We then just fetch up to the vectors related to a customer's schema in memory (largest is ~200MB) and run cosine similarity in a few ms in Go (handwritten, ~25 lines of code), and then we've got out top N things to place in our prompt.

Primitive? You betcha. Works extremely well for our entire customer base? Yup. You definitely don't need a Vector DB unless you have an enormous amount of vectors. For us it means having to run our own Redis clusters, but we know how to do that, and so we don't need to involve another vendor.

gsuuon · on Sept 14, 2023

For local stuff with a handful of documents, you can even just throw it into a json and call it a day. The similarity search is as simple as an np.dot: https://github.com/gsuuon/llm.nvim/blob/main/python3/store.p...

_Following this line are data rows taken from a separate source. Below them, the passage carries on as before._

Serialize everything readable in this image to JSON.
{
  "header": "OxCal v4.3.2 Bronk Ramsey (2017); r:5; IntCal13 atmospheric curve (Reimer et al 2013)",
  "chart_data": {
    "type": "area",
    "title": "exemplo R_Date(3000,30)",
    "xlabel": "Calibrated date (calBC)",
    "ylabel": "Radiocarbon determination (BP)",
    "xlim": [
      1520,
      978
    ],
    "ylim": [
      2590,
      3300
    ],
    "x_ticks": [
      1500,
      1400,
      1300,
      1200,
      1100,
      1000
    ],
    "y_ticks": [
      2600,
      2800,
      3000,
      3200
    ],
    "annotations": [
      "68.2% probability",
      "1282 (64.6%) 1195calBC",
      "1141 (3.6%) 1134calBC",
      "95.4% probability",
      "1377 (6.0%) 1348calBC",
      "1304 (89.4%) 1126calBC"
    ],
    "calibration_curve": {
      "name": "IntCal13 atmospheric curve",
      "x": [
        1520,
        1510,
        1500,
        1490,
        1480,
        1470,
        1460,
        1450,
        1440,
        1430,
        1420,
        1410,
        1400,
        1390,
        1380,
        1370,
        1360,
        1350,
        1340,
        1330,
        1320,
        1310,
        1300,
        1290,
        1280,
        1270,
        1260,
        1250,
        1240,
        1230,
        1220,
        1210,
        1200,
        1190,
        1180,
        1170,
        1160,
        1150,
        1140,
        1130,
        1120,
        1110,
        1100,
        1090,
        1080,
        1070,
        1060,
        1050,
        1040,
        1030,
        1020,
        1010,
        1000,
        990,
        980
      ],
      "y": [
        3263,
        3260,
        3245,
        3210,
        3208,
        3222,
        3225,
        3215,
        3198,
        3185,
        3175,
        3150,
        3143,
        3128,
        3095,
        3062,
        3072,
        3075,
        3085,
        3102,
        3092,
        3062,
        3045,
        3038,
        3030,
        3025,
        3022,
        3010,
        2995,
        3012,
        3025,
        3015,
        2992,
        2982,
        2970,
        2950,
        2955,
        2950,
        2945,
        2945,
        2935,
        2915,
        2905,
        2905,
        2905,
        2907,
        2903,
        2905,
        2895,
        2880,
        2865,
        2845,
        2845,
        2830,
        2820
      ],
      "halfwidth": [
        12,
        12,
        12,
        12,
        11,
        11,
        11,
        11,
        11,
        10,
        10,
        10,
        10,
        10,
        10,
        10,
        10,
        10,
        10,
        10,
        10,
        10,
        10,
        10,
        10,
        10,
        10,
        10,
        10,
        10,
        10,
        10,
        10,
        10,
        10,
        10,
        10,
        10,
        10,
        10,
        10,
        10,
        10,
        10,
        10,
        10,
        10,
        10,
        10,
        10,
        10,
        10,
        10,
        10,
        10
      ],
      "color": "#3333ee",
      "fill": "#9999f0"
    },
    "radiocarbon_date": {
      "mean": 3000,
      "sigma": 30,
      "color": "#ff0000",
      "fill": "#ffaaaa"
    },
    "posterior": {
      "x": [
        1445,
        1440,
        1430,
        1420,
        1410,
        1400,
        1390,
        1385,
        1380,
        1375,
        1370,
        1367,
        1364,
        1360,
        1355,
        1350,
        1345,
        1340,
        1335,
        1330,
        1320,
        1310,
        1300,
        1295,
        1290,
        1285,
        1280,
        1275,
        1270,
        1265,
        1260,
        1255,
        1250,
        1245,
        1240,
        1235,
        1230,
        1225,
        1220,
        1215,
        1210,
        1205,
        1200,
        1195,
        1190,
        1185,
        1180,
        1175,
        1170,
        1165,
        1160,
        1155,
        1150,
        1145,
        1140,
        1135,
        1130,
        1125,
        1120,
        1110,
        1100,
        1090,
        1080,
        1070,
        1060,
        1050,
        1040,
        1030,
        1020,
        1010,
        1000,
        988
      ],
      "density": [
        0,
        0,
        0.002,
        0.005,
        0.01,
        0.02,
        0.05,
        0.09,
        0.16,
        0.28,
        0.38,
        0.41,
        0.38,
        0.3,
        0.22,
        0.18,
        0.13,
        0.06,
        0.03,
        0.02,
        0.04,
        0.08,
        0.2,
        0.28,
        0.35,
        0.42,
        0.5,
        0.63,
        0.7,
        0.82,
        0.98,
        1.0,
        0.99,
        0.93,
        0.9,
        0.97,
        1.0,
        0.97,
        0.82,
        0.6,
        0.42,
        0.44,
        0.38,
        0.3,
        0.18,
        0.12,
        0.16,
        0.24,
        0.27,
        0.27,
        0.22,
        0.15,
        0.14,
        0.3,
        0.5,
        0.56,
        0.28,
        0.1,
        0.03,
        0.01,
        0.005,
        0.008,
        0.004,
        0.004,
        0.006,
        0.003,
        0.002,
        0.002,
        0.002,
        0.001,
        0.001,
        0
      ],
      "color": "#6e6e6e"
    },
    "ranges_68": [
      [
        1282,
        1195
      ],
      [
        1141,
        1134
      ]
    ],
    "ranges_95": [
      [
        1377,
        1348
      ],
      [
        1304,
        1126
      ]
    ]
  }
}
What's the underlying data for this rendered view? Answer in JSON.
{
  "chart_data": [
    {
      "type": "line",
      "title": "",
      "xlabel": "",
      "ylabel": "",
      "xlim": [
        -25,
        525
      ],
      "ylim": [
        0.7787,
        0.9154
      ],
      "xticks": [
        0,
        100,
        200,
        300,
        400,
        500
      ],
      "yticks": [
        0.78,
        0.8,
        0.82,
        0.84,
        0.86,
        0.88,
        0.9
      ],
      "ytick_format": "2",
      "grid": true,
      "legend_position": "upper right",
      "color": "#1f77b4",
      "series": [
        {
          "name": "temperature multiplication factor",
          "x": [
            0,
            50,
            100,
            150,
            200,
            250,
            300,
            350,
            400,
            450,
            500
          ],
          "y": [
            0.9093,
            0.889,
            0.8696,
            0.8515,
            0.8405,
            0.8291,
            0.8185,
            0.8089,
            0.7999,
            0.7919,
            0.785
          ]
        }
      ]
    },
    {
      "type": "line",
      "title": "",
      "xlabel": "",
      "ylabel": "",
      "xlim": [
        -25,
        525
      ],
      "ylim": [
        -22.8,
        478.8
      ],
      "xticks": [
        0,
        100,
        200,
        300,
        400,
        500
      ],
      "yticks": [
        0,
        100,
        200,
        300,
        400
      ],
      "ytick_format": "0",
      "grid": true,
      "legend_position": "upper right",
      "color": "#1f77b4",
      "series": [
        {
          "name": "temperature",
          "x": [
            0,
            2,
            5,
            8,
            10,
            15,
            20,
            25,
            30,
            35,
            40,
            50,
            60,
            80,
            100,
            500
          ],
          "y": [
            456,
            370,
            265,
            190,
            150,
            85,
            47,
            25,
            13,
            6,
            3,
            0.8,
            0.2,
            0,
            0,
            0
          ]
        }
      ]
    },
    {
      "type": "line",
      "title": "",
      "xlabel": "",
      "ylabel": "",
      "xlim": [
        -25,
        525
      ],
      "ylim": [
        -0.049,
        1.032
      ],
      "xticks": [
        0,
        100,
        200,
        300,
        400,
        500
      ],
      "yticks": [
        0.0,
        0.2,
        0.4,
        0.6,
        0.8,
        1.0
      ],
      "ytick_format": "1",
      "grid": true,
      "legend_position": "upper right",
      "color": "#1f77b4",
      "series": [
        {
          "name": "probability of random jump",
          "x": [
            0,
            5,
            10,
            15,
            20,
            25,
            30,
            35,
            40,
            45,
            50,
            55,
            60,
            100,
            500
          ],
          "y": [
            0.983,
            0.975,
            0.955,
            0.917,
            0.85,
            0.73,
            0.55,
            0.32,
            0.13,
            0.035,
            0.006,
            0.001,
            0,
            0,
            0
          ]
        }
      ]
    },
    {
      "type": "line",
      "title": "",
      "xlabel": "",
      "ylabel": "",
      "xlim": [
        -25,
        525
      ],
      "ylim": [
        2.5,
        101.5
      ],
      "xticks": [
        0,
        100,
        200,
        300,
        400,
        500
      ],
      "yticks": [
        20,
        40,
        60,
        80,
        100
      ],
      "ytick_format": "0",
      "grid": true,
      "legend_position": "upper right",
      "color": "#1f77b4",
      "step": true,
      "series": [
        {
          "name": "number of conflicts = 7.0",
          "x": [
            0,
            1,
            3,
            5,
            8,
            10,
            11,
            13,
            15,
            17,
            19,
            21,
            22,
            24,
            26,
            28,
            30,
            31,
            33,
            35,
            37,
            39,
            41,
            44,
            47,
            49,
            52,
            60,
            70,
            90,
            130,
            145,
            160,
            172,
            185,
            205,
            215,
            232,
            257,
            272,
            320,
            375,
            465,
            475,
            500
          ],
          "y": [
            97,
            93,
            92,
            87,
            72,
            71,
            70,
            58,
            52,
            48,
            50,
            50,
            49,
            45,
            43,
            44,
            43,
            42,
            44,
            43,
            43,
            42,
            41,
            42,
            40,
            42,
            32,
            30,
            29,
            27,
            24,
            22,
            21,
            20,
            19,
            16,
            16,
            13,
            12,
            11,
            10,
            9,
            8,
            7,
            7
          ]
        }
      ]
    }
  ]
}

ofermend · on Sept 14, 2023

RAG is a very useful flow but I agree the complexity is often overwhelming, esp as you move from a toy example to a real production deployment. It's not just choosing a vector DB (last time I checked there were about 50), managing it, deciding on how to chunk data, etc. You also need to ensure your retrieval pipeline is accurate and fast, ensuring data is secure and private, and manage the whole thing as it scales. That's one of the main benefits of using Vectara (https://vectara.com; FD: I work there) - it's a GenAI platform that abstracts all this complexity away, and you can focus on building your application.

clharman · on Sept 14, 2023

You need a vector db because all the vector db companies need customers...

You definitely do need information retrieval. It just shouldn't be limited to vector dbs. Unfortunately vector db companies and the VCs that back them have flooded the internet with propaganda suggesting vector db is the only choice. https://colinharman.substack.com/p/beware-tunnel-vision-in-a...

For most serious use cases, you'll have far too much data to fit into 1 (or several) inference contexts.

petesergeant · on Sept 14, 2023

Petroni 2020 got pretty far with TFDIF iirc, for a related but slightly different task, still I’ve got to believe the semantic search element provided by vector DBS is going to add a lot

potatoman22 · on Sept 14, 2023

You can hook up any search engine to an LLM. Vector databases are just an easy* way to make a decent search engine.